Salzburger Spekulationen: Brenner will nicht zurücktreten

Salzburger Spekulationen: Brenner will nicht zurücktreten

Finanzreferent David Brenner sieht keine Veranlassung, von seinem Amt zurückzutreten. In einer Sondersitzung wird er das Landesparteipräsidium der SPÖ über die "Aufräumarbeit" nach dem Finanzskandal informieren.

Im Salzburger Finanzskandal wird der unter Druck geratene Finanzreferent LHStv.
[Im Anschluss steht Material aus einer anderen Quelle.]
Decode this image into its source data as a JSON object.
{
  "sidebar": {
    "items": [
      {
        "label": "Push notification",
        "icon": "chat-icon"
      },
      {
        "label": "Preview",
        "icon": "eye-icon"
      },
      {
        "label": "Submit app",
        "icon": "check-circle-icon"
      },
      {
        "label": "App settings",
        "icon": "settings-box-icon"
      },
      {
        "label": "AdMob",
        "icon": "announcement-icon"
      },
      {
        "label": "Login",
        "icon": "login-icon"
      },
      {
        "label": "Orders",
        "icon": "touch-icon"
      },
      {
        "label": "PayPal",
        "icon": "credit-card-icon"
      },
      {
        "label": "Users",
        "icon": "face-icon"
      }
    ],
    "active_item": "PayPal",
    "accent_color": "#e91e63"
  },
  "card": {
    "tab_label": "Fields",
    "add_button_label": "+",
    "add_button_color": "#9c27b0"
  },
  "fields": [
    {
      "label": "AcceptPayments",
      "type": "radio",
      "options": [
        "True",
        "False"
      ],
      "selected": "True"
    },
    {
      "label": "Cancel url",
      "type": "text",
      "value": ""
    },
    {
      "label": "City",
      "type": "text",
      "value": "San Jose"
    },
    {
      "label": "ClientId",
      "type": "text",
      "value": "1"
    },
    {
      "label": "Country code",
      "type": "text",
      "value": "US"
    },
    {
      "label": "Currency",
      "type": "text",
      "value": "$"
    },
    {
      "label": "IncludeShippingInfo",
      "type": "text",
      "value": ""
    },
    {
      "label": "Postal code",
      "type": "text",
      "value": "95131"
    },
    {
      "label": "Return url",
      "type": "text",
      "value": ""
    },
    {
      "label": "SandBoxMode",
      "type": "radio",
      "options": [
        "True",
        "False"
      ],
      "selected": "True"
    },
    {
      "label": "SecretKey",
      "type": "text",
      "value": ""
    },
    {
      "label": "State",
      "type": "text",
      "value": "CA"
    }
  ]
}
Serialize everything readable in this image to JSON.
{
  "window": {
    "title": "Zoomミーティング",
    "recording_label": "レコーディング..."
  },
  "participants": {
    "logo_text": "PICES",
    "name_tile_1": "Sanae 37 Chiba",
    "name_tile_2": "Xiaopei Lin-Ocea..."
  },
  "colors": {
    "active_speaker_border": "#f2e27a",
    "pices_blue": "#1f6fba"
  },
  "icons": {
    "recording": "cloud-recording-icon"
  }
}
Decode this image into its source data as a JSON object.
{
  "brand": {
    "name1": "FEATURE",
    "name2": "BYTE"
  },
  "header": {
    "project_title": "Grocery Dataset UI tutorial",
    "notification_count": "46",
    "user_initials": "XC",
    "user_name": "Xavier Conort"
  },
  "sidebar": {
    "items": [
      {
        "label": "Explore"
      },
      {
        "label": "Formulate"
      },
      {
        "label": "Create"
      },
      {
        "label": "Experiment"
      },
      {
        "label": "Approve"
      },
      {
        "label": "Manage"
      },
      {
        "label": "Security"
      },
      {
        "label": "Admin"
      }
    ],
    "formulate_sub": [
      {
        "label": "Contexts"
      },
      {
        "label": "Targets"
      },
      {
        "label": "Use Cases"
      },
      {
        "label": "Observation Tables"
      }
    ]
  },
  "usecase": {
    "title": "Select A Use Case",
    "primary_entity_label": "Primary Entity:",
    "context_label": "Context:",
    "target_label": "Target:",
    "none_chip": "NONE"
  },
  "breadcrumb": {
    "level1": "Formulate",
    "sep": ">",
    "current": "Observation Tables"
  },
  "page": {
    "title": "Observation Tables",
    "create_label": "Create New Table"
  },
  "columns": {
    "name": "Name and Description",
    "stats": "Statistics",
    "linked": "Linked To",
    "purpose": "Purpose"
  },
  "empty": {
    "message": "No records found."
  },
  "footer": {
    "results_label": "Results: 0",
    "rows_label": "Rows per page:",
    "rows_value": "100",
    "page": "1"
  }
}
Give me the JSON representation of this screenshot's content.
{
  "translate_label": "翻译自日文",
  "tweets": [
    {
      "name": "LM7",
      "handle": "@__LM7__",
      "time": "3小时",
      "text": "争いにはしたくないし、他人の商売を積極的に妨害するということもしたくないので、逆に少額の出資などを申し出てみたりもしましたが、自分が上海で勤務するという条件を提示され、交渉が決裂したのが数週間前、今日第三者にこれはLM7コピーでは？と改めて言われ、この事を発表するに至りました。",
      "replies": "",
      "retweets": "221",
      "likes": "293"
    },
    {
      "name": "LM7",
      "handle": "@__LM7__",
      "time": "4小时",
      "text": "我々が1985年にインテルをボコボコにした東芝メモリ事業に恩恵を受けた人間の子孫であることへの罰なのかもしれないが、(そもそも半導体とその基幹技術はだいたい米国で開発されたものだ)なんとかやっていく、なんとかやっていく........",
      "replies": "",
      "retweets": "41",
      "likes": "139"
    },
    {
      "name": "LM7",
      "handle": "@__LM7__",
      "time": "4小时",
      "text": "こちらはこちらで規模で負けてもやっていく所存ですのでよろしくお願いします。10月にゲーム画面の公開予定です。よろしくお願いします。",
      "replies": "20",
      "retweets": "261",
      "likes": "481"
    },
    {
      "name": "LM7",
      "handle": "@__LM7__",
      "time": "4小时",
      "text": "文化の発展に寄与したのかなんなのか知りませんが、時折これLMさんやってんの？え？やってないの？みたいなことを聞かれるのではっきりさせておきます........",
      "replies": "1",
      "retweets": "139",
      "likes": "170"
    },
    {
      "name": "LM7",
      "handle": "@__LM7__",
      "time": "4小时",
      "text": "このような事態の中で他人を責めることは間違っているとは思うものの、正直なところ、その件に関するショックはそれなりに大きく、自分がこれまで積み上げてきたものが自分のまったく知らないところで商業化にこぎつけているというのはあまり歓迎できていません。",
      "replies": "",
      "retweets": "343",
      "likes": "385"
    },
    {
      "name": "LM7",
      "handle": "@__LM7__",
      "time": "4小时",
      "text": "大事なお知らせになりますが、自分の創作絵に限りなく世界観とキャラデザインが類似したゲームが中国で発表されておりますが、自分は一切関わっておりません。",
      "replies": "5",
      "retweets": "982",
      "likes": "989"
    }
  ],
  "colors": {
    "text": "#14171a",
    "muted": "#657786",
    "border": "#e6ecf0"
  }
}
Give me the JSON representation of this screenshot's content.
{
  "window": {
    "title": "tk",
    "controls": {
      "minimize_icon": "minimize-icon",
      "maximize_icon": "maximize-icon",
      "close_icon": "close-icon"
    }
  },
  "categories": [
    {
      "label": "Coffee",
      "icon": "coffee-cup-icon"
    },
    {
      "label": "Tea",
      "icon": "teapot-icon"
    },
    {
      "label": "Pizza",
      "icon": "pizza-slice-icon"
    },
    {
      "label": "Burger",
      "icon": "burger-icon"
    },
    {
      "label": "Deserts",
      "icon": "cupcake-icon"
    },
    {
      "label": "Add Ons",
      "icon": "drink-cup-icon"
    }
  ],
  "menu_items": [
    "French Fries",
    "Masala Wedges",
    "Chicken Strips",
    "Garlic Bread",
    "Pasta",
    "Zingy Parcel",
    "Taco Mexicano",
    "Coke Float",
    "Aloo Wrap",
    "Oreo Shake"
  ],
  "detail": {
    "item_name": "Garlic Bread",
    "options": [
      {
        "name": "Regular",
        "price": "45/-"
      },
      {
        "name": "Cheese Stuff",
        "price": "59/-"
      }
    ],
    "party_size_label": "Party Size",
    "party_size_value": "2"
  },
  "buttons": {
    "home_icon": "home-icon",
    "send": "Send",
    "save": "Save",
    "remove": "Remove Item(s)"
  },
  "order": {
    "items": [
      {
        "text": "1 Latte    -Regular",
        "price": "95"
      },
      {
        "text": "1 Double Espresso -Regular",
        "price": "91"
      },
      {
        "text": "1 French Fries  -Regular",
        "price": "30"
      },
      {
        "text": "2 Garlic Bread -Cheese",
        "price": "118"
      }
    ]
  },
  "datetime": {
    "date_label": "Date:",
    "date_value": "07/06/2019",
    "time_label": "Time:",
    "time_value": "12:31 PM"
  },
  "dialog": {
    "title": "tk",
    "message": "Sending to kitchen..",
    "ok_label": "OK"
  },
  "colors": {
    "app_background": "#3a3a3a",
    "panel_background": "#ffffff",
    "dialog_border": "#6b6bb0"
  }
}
David Brenner (S) heute, Sonntag, am späten Nachmittag in einer Sondersitzung des SPÖ-Landesparteipräsidiums erneut erörtern, wie die Aufklärungsarbeit des mutmaßlichen Kriminalfalles vor sich gehen kann. Zurücktreten werde er nicht, hieß es seitens der Partei. Die SPÖ will den Skandal kommenden Mittwoch in der Aktuellen Stunde des Landtags zum Thema machen, "um erste offene Fragen zu klären", wie Landtagsklubvorsitzender Roland Meisl erklärte.

Die Referatsleiterin der Landesfinanzabteilung, die innerhalb der vergangenen zehn Jahre nach erstem Informationsstand 340 Mio. Euro an Steuergeldern durch risikoreiche Finanzgeschäfte verspekuliert sowie Unterschriften und Protokolle gefälscht haben soll, wurde am Freitag von der Personalabteilung des Landes entlassen. "Wir haben ihr eine psychologische Betreuung angeboten", sagte Franz Wieser, Sprecher des Personalreferenten LR Sepp Eisl (V) am Sonntag auf Anfrage der APA.

Die Landesbeamtin hatte am 26. November eingestanden, dass sie mit den Risiko-Geschäften ein Minus von 340 Millionen Euro verursacht habe. Seither sei sie wenig hilfreich bei der Aufklärung der Causa gewesen, und momentan gebe es auch keinen Kontakt zu ihr, sagte ein Sprecher des Finanzreferenten. In einem Brief an die Personalabteilung habe man dringend eine psychologische Beratung für die Frau empfohlen.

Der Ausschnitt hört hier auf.